Bangladesh Coast Guard patrol vessel

CGS Kamaruzzaman is a Leader-class offshore patrol vessel of the Bangladesh Coast Guard. She is serving the Bangladesh Coast Guard since 2020.

==History==
The ship was laid down on 26 June 1985 at Fincantieri and launched on 18 October 1986. She was commissioned to the Italian Navy as an anti-submarine warfare (ASW) corvette named Danaide (F 553) on 9 September 1987. On 10 March 2016, she was decommissioned from the Italian Navy and sold to the Bangladesh Coast Guard.

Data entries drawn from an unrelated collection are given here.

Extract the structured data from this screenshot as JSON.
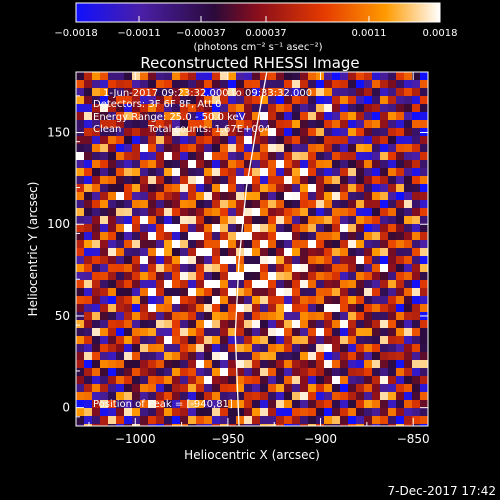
{
  "chart_data": {
    "type": "heatmap",
    "title": "Reconstructed RHESSI Image",
    "xlabel": "Heliocentric X (arcsec)",
    "ylabel": "Heliocentric Y (arcsec)",
    "xlim": [
      -1032,
      -842
    ],
    "ylim": [
      -10,
      183
    ],
    "x_ticks": [
      -1000,
      -950,
      -900,
      -850
    ],
    "x_tick_labels": [
      "−1000",
      "−950",
      "−900",
      "−850"
    ],
    "y_ticks": [
      0,
      50,
      100,
      150
    ],
    "y_tick_labels": [
      "0",
      "50",
      "100",
      "150"
    ],
    "colorbar": {
      "range": [
        -0.0018,
        0.0018
      ],
      "tick_labels": [
        "−0.0018",
        "−0.0011",
        "−0.00037",
        "0.00037",
        "0.0011",
        "0.0018"
      ],
      "units": "(photons cm⁻² s⁻¹ asec⁻²)",
      "colors": [
        "#1010ff",
        "#4a1fa6",
        "#2b0a3a",
        "#8a0e1c",
        "#e53a00",
        "#ff9a00",
        "#ffffff"
      ]
    },
    "annotations": {
      "time_range": "1-Jun-2017 09:23:32.000 to 09:33:32.000",
      "detectors": "Detectors: 3F 6F 8F, Att 0",
      "energy": "Energy Range: 25.0 - 50.0 keV",
      "method": "Clean",
      "counts": "Total counts: 1.67E+004",
      "peak": "Position of Peak = [-940,81]"
    },
    "peak": {
      "x": -940,
      "y": 81
    },
    "limb_curve": [
      [
        -944,
        -10
      ],
      [
        -946,
        40
      ],
      [
        -944,
        80
      ],
      [
        -940,
        120
      ],
      [
        -935,
        150
      ],
      [
        -929,
        183
      ]
    ]
  },
  "footer": {
    "timestamp": "7-Dec-2017 17:42"
  }
}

The ship underwent an extensive refitting at Fincantieri where the vessel was converted to an offshore patrol vessel. All sensors and armaments were removed from the ship and replaced by those that met Bangladesh Coast Guard requirements.

==Career==
The ship was handed over to the Bangladesh Coast Guard on 12 October 2017. She reached the port of Mongla on 21 December 2017. She was commissioned to the Bangladesh Coast Guard on 15 November 2020.